Both Taylor and Stockett grew up in Jackson, and their familiarity with local customs, traditions and dialect helps to create characters that feel rich and authentic and, at times, too achingly real. The film's strongest performance may very well come from Bryce Dallas Howard as Hilly, a woman whose presence practically personifies a sort of Southern genteel evil that is so relentless and so matter-of-fact that it's hard to believe such a person could exist. While most actresses would have given such a character flashes of understanding or humanity, Howard seems to be fully in touch with the fact that this woman was so utterly clueless about her evil that for her this was her humanity. Howard's performance is uncomfortable, because it should be.
Right alongside Howard would be the rather incredible performances of the always marvelous Viola Davis and the breakout performance of Octavia Spencer. Davis gives the film an astounding emotional depth while giving Aibileen a tremendous dignity and quiet pride. Aibileen is no fool ... she knows that she's not only risking her job by speaking to Skeeter, but also her life. Davis embodies a woman who is simultaneously afraid yet determined to walk through that fear, a steely and proud woman who seems to inherently know that if she does not talk to Skeeter her voice might be silenced forever. Spencer's performance is less emotionally resonant, yet no less vital to the film. Spencer's Minny is vibrant and sassy and funny, but her character feels a bit more like the type of black character we've come to expect in these films. That said, Spencer makes the most of it all and plays beautifully alongside both Davis and Stone.

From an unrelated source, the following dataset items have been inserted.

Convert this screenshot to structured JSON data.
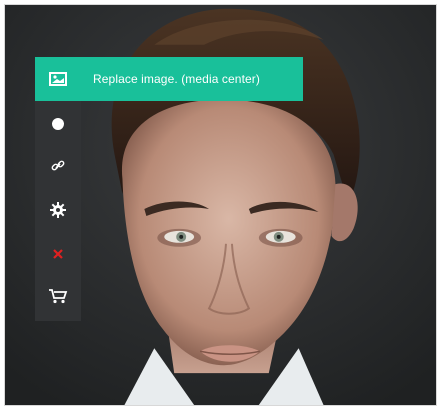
{
  "photo": {
    "icon": "portrait-photo"
  },
  "replace_tip": {
    "label": "Replace image. (media center)",
    "icon": "image-icon",
    "color": "#19c09a"
  },
  "toolbar": {
    "background": "#313335",
    "tools": [
      {
        "icon": "circle-icon"
      },
      {
        "icon": "link-icon"
      },
      {
        "icon": "gear-icon"
      },
      {
        "icon": "close-icon",
        "color": "#e02020"
      },
      {
        "icon": "cart-icon"
      }
    ]
  }
}
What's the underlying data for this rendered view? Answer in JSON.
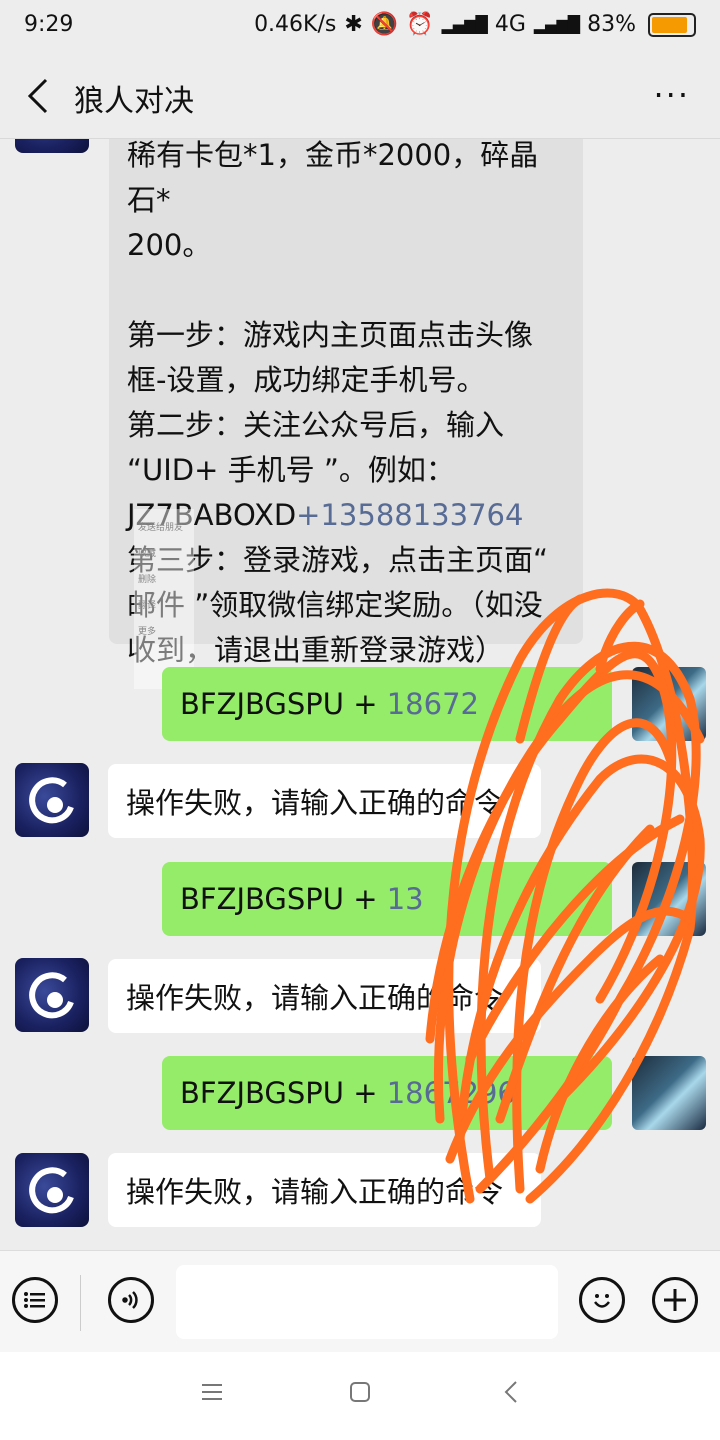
{
  "status": {
    "time": "9:29",
    "speed": "0.46K/s",
    "network": "4G",
    "battery": "83%"
  },
  "header": {
    "title": "狼人对决",
    "more": "···"
  },
  "messages": {
    "big_text": "稀有卡包*1，金币*2000，碎晶石*\n200。\n\n第一步：游戏内主页面点击头像\n框-设置，成功绑定手机号。\n第二步：关注公众号后，输入\n“UID+ 手机号 ”。例如：\nJZ7BABOXD",
    "big_link": "+13588133764",
    "big_text_tail": "\n第三步：登录游戏，点击主页面“\n邮件 ”领取微信绑定奖励。（如没\n收到，请退出重新登录游戏）",
    "sent": [
      {
        "prefix": "BFZJBGSPU + ",
        "num": "18672"
      },
      {
        "prefix": "BFZJBGSPU + ",
        "num": "13"
      },
      {
        "prefix": "BFZJBGSPU + ",
        "num": "1867296"
      }
    ],
    "fail_text": "操作失败，请输入正确的命令"
  },
  "context_menu": [
    "发送给朋友",
    "收藏",
    "删除",
    "翻译",
    "更多"
  ],
  "colors": {
    "accent_green": "#95ec69",
    "link_blue": "#576b95",
    "scribble": "#ff6d1f"
  },
  "icons": {
    "back": "back-arrow-icon",
    "menu": "list-icon",
    "voice": "voice-icon",
    "emoji": "emoji-icon",
    "add": "plus-icon"
  }
}
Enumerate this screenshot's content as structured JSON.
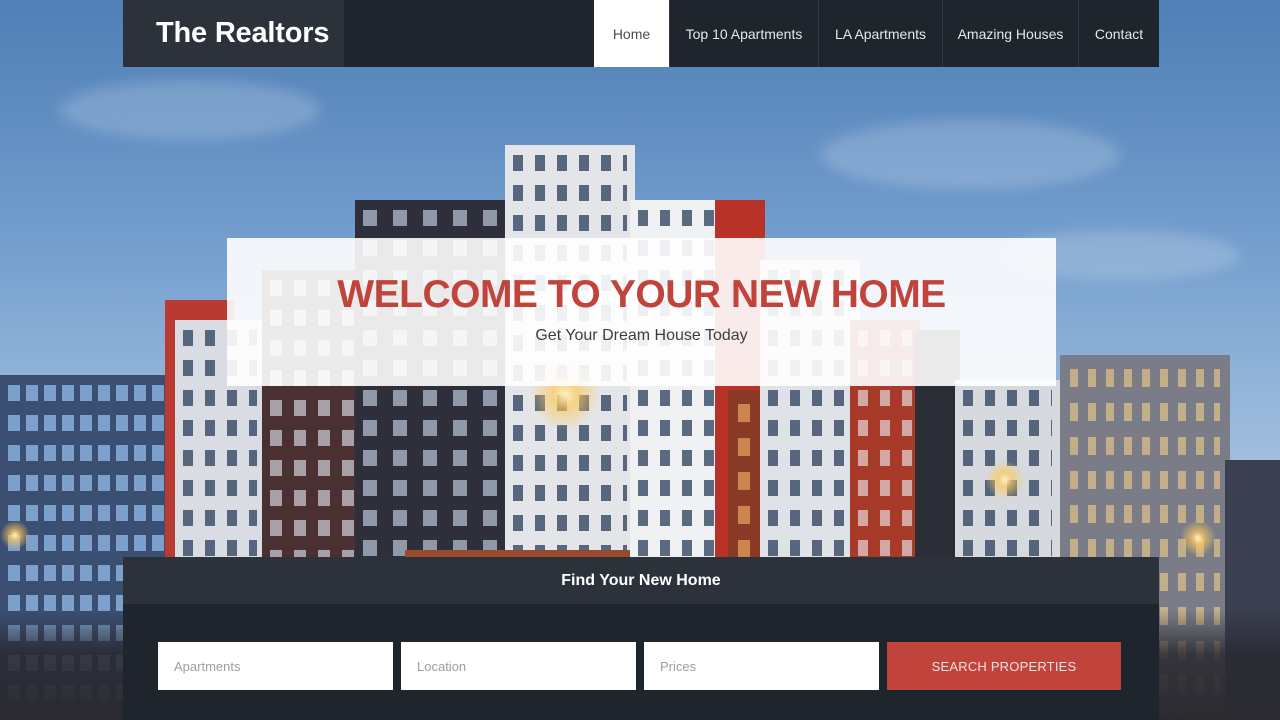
{
  "brand": {
    "name": "The Realtors"
  },
  "nav": {
    "items": [
      {
        "label": "Home",
        "active": true
      },
      {
        "label": "Top 10 Apartments",
        "active": false
      },
      {
        "label": "LA Apartments",
        "active": false
      },
      {
        "label": "Amazing Houses",
        "active": false
      },
      {
        "label": "Contact",
        "active": false
      }
    ]
  },
  "hero": {
    "title": "WELCOME TO YOUR NEW HOME",
    "subtitle": "Get Your Dream House Today"
  },
  "search": {
    "heading": "Find Your New Home",
    "fields": [
      {
        "placeholder": "Apartments",
        "value": ""
      },
      {
        "placeholder": "Location",
        "value": ""
      },
      {
        "placeholder": "Prices",
        "value": ""
      }
    ],
    "button_label": "SEARCH PROPERTIES"
  },
  "colors": {
    "accent": "#c0443c",
    "header_bg": "#1f252d",
    "brand_bg": "#2c323a"
  }
}
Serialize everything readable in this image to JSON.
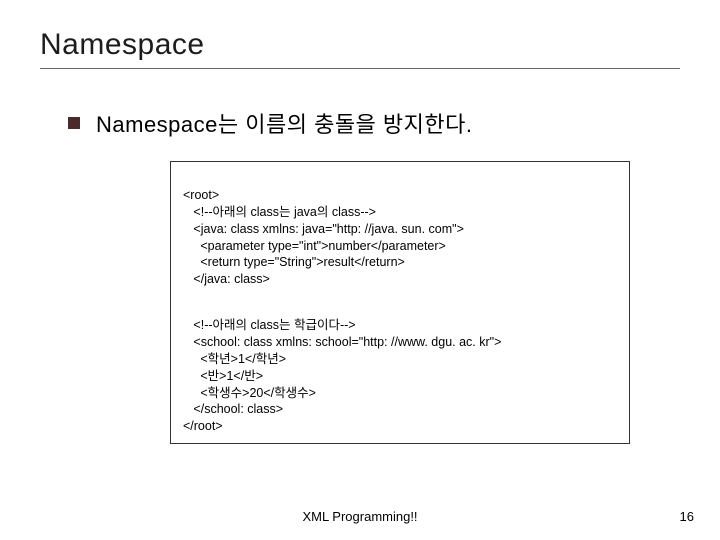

As the lead, Emma Stone sort of exudes that idealism that often defined the actions of college students and young adults during the civil rights era. Her character feels lighter here, at times out of place. Yet, wasn't that often the case when idealistic white college students and young adults would find themselves doing voter registrations, joining picket lines, sitting at counters and such? This was in the infancy of America's turn towards equality, and there's an edge of naivete with Skeeter that just feels appropriate for the character as she starts off with a sort of wide-eyed wonder and slowly grows into herself and the movement.
Supporting performances by Sissy Spacek, as Hilly's mother, and Allison Janney, as Skeeter's mother, add additional heft to the film's excellent ensemble cast. Tate Taylor, a relative newcomer with only one lightly seen film to his credit, does a nice job of managing the material and balancing its lighter and darker moments. While his love for Stockett's material is evident, the film could have used just a wee bit of editing to weed out a bit more of the film's extraneous material from its nearly 2 1/2 hour running time.
Production values are solid throughout the film, with Sharen Davis (Dreamgirls) giving the film's costuming a period appropriate vibrancy and Mark Ricker's (Julie & Julia) production design exudes the expected southern charm without negating the underlying tension. Stephen Goldblatt's camera work is terrific, along with Thomas Newman's original score.
Some will accuse The Help of caving in to the "great white hope" storyline, while others will be troubled by its rather fundamental treatment of incredibly complex and continuing societal issues. While all of these are valid points, The Help works beautifully as an entertaining film about a troubling period in American history and the people who were impacted by it. Without minimizing the struggle, The Help optimistically emphasizes the hope in a way that will make you laugh often, perhaps shed a tear or two and leave you pondering these people and their lives as you leave the theater.